I think I'm going to go home and read The Bible.
i woke up at 5 am and found myself wrapped in christmas lights that were plugged into the wall.
For future reference, when you see people who look like Rosie O'donell, do not tell them they look like Rosie O'donell.
It's now 3:30 and the guy I went home with is showering me with shredded cheese. Nbd.
Restaurants Roasting People Who Gave Them Negative Yelp Reviews (25 Pics)
I don't know. I was also picked up by the doormen and held over the bar so I could do an upside down shot out of a bartenders tits.
College freshman give noticeably better blowjobs by the 5th week of the semester.
the amount of chicks and firearms here is unnerving. this will end awesomely or at the morgue.
I told the DJ last night to play Third Eye Blind before 1:45 and just pointed at him as I walked away. He didn't do it and at 1:45 I just walked out pointing at him, without my friends
She got tired so now we're making anyone who has a stupid idea go into her bedroom so she can sleepslur "good idea" or "baaaad idea." We're calling her the queen of the misguided.

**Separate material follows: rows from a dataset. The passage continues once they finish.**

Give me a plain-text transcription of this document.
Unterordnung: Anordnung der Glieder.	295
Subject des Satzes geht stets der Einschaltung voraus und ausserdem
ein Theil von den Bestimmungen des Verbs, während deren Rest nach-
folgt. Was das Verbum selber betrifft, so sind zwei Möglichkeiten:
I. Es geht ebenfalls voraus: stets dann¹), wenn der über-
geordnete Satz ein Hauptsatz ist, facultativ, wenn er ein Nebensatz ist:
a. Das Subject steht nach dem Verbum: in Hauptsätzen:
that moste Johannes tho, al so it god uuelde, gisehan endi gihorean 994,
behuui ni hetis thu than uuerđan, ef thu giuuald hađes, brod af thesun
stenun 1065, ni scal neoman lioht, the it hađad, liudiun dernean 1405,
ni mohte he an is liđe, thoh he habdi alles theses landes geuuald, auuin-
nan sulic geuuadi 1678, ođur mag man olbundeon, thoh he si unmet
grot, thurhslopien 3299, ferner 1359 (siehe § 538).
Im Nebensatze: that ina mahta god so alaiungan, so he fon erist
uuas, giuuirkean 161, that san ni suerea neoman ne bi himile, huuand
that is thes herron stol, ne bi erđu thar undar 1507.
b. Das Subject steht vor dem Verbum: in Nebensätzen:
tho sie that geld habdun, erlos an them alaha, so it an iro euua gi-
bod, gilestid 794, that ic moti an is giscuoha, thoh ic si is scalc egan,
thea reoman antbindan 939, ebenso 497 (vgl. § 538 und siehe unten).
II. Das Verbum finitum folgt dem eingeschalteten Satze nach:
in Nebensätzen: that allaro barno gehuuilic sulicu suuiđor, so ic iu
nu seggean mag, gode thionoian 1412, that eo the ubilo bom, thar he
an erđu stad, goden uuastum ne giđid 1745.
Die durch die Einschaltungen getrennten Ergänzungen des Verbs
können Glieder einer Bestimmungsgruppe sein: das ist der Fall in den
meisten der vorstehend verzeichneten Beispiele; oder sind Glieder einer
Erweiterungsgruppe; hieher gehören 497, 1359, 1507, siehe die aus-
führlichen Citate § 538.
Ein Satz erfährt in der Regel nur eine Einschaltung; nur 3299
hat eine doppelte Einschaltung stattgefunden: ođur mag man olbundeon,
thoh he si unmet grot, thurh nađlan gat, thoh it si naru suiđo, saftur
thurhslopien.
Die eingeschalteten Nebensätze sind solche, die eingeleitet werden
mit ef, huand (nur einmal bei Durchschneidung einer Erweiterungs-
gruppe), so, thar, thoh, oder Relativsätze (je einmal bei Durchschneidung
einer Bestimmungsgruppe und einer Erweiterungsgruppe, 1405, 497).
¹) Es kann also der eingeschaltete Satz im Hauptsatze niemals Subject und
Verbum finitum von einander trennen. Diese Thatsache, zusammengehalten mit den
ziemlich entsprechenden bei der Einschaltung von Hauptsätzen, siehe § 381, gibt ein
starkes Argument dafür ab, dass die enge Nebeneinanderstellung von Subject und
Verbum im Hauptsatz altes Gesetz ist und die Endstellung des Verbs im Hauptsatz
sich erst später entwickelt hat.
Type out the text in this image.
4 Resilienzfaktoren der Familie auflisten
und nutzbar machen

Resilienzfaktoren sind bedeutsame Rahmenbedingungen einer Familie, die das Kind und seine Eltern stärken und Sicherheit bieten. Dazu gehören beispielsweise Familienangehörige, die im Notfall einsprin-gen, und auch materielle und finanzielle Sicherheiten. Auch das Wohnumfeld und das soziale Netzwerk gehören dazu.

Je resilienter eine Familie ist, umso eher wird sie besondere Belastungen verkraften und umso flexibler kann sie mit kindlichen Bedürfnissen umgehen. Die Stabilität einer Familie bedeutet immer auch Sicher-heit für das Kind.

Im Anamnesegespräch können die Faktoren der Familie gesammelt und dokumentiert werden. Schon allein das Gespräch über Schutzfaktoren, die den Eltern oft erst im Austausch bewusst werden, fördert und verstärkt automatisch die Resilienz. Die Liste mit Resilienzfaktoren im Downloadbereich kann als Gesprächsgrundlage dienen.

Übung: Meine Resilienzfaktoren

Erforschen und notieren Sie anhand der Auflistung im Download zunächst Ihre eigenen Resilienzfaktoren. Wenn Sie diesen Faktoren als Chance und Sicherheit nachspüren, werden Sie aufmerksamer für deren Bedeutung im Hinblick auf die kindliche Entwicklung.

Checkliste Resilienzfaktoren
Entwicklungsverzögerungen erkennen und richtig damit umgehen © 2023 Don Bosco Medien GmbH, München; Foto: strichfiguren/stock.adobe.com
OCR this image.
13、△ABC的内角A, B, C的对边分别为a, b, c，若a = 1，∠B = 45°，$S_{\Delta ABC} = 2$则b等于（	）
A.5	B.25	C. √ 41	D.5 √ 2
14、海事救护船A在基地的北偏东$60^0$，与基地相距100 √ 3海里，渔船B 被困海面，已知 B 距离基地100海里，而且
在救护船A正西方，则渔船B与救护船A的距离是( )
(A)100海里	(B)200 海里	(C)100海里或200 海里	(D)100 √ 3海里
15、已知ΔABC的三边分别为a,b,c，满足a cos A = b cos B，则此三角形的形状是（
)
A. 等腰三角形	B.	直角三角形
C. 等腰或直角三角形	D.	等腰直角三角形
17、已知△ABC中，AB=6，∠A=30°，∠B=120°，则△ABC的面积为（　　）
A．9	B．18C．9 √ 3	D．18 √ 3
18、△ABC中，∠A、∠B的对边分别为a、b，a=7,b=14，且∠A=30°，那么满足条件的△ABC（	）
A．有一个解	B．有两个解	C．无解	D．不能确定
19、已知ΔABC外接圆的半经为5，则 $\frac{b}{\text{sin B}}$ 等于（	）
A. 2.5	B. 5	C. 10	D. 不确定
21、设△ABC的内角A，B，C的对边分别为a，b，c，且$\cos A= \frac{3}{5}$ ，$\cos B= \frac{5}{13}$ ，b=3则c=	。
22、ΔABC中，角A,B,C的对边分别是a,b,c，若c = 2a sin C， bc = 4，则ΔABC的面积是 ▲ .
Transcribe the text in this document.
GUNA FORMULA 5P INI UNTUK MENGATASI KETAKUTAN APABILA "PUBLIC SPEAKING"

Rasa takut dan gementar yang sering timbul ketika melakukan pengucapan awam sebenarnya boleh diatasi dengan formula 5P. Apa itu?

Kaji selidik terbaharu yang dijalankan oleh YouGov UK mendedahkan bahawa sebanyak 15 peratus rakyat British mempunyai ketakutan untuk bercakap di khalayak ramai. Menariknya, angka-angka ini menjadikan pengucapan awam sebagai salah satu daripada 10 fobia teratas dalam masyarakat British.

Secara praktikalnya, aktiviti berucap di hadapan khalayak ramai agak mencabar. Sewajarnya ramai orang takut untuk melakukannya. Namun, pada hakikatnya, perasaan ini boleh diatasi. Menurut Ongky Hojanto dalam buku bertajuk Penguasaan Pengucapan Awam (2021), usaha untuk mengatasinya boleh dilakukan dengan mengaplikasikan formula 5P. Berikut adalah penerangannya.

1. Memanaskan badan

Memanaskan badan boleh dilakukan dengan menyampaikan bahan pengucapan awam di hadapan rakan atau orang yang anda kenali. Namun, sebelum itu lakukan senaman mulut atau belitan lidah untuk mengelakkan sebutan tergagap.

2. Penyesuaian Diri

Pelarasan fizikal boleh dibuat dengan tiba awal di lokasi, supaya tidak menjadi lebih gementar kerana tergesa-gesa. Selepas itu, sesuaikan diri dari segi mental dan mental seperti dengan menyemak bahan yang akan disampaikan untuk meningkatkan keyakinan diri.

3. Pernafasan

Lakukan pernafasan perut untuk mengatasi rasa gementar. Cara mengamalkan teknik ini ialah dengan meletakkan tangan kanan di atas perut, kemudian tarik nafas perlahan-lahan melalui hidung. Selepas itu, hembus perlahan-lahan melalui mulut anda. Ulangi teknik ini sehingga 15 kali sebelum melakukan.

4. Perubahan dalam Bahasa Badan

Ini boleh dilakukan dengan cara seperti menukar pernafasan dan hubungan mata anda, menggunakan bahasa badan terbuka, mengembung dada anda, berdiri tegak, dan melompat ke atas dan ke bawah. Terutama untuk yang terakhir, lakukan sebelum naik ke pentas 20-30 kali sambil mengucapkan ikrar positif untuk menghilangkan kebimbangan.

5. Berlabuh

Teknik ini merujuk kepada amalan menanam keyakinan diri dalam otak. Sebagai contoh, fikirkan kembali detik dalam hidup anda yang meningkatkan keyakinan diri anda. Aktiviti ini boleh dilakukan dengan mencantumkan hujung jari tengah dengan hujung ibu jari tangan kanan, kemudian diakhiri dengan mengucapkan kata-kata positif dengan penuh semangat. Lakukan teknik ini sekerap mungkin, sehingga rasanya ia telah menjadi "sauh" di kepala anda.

Woman Posts Harassing DMs From Creep Online, Now He’s Upset Because People Told His Mom
We don't have the same problems as normal people do we?
Are there edibles for sale in the Denver airport because if so bring those to my mouth
He thought I was gay. I had to explain I just really like wearing flannel.
you said "it's karaoke night" and tried to use my dick as a microphone
Dude i woke up today by a pile of fried chicken and wearing a bra
.......stop going to frat parties....
So I tried to catch a rabbit in Terraria & accidentally blew it up with a grenade made of bees. Monty Python would be proud.